When I was a small boy in the early 1970s, my parents, sister, and I all lived in Poppy’s house for a couple of years, and I got to know him very well. Both my sister and I loved Poppy with all our hearts.
At about eight years old, I remember sitting on his knee, asking him questions about his life. I asked him how old he was when he came to Canada, and he said that he was about twelve or so. I couldn’t imagine a kid coming all the way across the ocean by themselves. I asked him who had come along with him, thinking that such a long voyage would have been scary for a kid alone. I wondered to myself if maybe he came over with an uncle or something. He didn’t answer but just looked down into his lap, with a sad expression, lost in some old memory.
In fact, Poppy never told us anything about his childhood or his journey to Canada. Anything I ever learned about it would come later, from recalling a story that he’d once told my father, and from my own online research later as an adult.
In June of 1913, my grandfather, Ernest Huntley Clarke made an eight day sailing from Liverpool to Quebec City on the RMS Megantic.
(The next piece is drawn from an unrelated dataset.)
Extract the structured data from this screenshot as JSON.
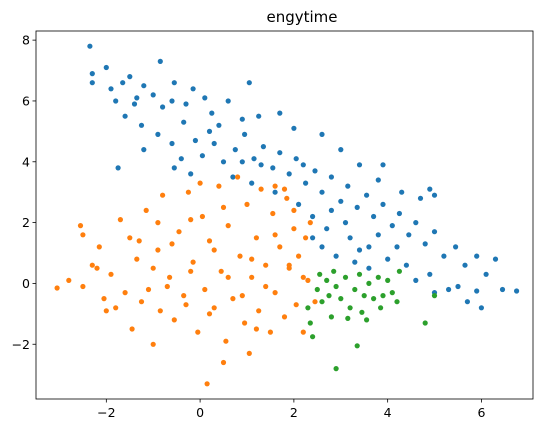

The Megantic was part of the White Star Line, which had many other large ships crossing the Atlantic ocean, with names like The Laurentic, The Olympic, and the infamous Titanic, which had sunk in 1912.
Crossing the Atlantic ocean was not without some risk, back then, and 1913 was one of the heaviest years for emigration from the UK to Canada. The Megantic and other ships made the crossing from Liverpool to Quebec City and back regularly, and it seems that every crossing contained children from a British Home Child program. I’m quite sure most of those children travelled in steerage class, the least expensive accommodation onboard.
Ernest was 14 years old when he sailed across on The Megantic. On the passenger list his destination was Portage La Prairie, Manitoba. In Library and Archives Canada records, Ernest was part of a small group of passengers designated “Q13EL“. (I suppose that code is just something used by the Canadian government records database.)
Upon arrival, it was common for immigrants to take a train journey from their port of entrance to their final destination. Young Errnest would have travelled by rail for two or three days from Quebec City to get to Portage La Prairie, Manitoba.
If Ernest was part of the Salvation Army’s Home Child program, his new home would have been a farm, or some local receiving home where he’d live until he was placed. Boys were almost always placed with farms, to work as agricultural labourers. Girls were most often placed with families or in large houses to work as domestic servants or nannies.
Once the child reached the ago of eighteen, they were released from the program, to make their own way.
Ernest’s father John had been a Gardener. When Ernest turn 17 and applied for the Canadian Expeditionary Force, he gave his occupation as Gardener too.